As of early Tuesday, both the American and European models had continued to move in the warmer direction over the previous 24 hours, according to Bespoke Weather Services. Day/day changes were focused in the Dec. 4-8 time frame “as the Pacific side of the pattern simply cuts off the connection to stronger cold, and the Atlantic block vanishes as well.”

Differences remained between the models, with the American model older than its European counterpart, Bespoke said. Despite this, the American dataset “shows a pattern that would likely lead to bigger warmth into mid-December,” while the European model pointed to less warming out into the 16-20 day window.

“We do still lean toward a warmer mid-December pattern, based on our best assessment of the upcoming tropical forcing evolution,” the forecaster said.

Coming off recent milder forecast trends, meteorologists at Genscape Inc. now expect Lower 48 population-weighted heating degree days (HDDs) to peak next Tuesday (Dec. 3) at 21.6 HDDs, part of a stretch of colder-than-normal temperatures expected next week.

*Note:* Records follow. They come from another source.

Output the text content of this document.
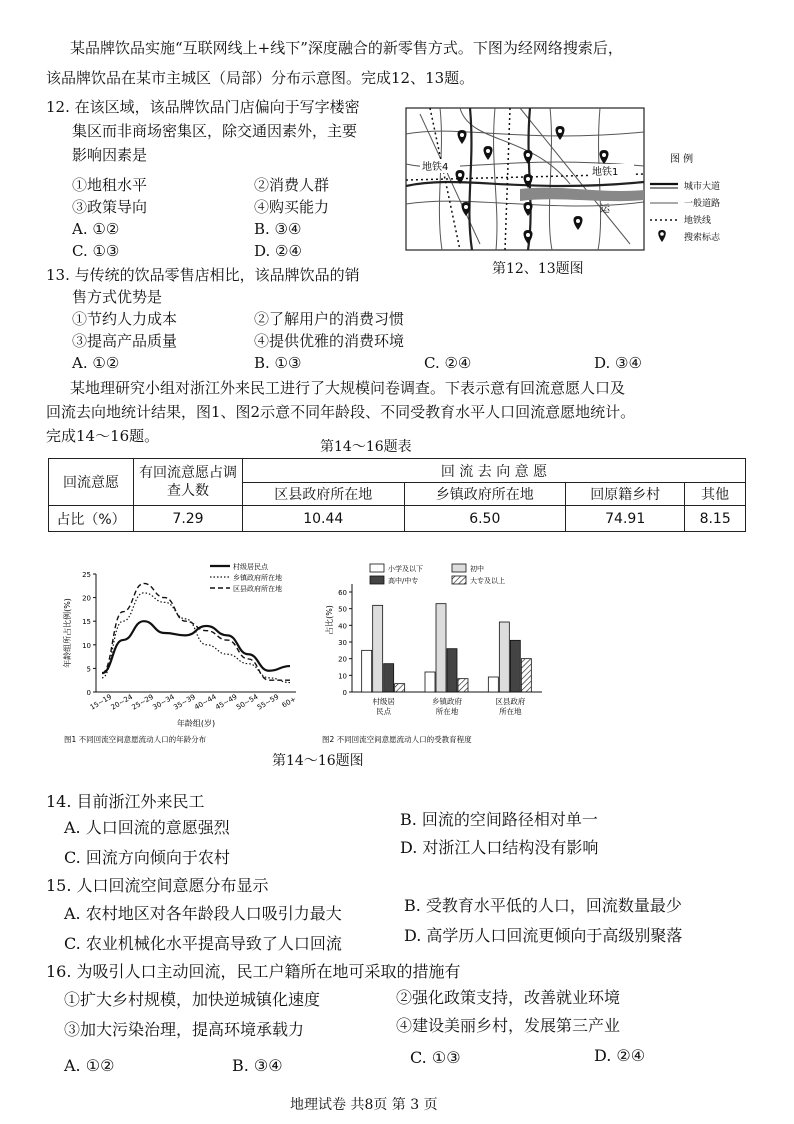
某品牌饮品实施“互联网线上+线下”深度融合的新零售方式。下图为经网络搜索后，
该品牌饮品在某市主城区（局部）分布示意图。完成12、13题。
12. 在该区域，该品牌饮品门店偏向于写字楼密
集区而非商场密集区，除交通因素外，主要
影响因素是
①地租水平	②消费人群
③政策导向	④购买能力
A. ①②	B. ③④
C. ①③	D. ②④
地铁4	地铁1
运
图 例
城市大道
一般道路
地铁线
搜索标志
第12、13题图
13. 与传统的饮品零售店相比，该品牌饮品的销
售方式优势是
①节约人力成本	②了解用户的消费习惯
③提高产品质量	④提供优雅的消费环境
A. ①②	B. ①③	C. ②④	D. ③④
某地理研究小组对浙江外来民工进行了大规模问卷调查。下表示意有回流意愿人口及
回流去向地统计结果，图1、图2示意不同年龄段、不同受教育水平人口回流意愿地统计。
完成14～16题。
第14～16题表
回流意愿	有回流意愿占调查人数	回 流 去 向 意 愿			
		区县政府所在地	乡镇政府所在地	回原籍乡村	其他
占比（%）	7.29	10.44	6.50	74.91	8.15
0
5
10
15
20
25
15~19
20~24
25~29
30~34
35~39
40~44
45~49
50~54
55~59 60+
年龄组(岁)
年龄组所占比例(%)
村级居民点
乡镇政府所在地
区县政府所在地
图1 不同回流空间意愿流动人口的年龄分布
0
10
20
30
40
50
60
占比(%)
村级居
民点
乡镇政府
所在地
区县政府
所在地
小学及以下	初中
高中/中专	大专及以上
图2 不同回流空间意愿流动人口的受教育程度
第14～16题图
14. 目前浙江外来民工
A. 人口回流的意愿强烈	B. 回流的空间路径相对单一
C. 回流方向倾向于农村
D. 对浙江人口结构没有影响
15. 人口回流空间意愿分布显示
A. 农村地区对各年龄段人口吸引力最大	B. 受教育水平低的人口，回流数量最少
C. 农业机械化水平提高导致了人口回流	D. 高学历人口回流更倾向于高级别聚落
16. 为吸引人口主动回流，民工户籍所在地可采取的措施有
①扩大乡村规模，加快逆城镇化速度	②强化政策支持，改善就业环境
③加大污染治理，提高环境承载力	④建设美丽乡村，发展第三产业
A. ①②	B. ③④	C. ①③	D. ②④
地理试卷 共8页 第 3 页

“However, current expectations are not as cold as previous weather model runs suggested,” Genscape senior natural gas analyst Rick Margolin said. “Current weather forecasts should lift demand to about 103 Bcf/d by early next week, with the cold being geographically dispersed. However, those projected levels will be well short of the winter-to-date highs logged earlier this November.”

This comes as production has been “back on the upswing,” according to Margolin.

Freeze-offs and maintenance affected output earlier this month, but recent daily estimates from Genscape have shown Lower 48 production topping 94 Bcf/d over the last four days. Monday set a new record high at 94.39 Bcf/d, the analyst said.

Meanwhile, this week’s Energy Information Administration (EIA) storage report, scheduled for noon ET Wednesday because of the Thanksgiving holiday, is likely to show a notably smaller withdrawal compared to last week, according to Energy Aspects. The firm issued a preliminary estimate for a 32 Bcf pull for the week ending Nov. 22.

“Both residential/commercial demand and power burn are set to decline on more moderate weather, chopping 9.1 Bcf/d week/week off of total demand,” Energy Aspects said. “Production will continue to creep higher, by a projected 0.3 Bcf/d week/week.”

At around 8:40 a.m. ET, January crude oil futures were trading 35 cents higher at $58.36/bbl, while December RBOB gasoline was up about 1.5 cents to $1.6893/gal.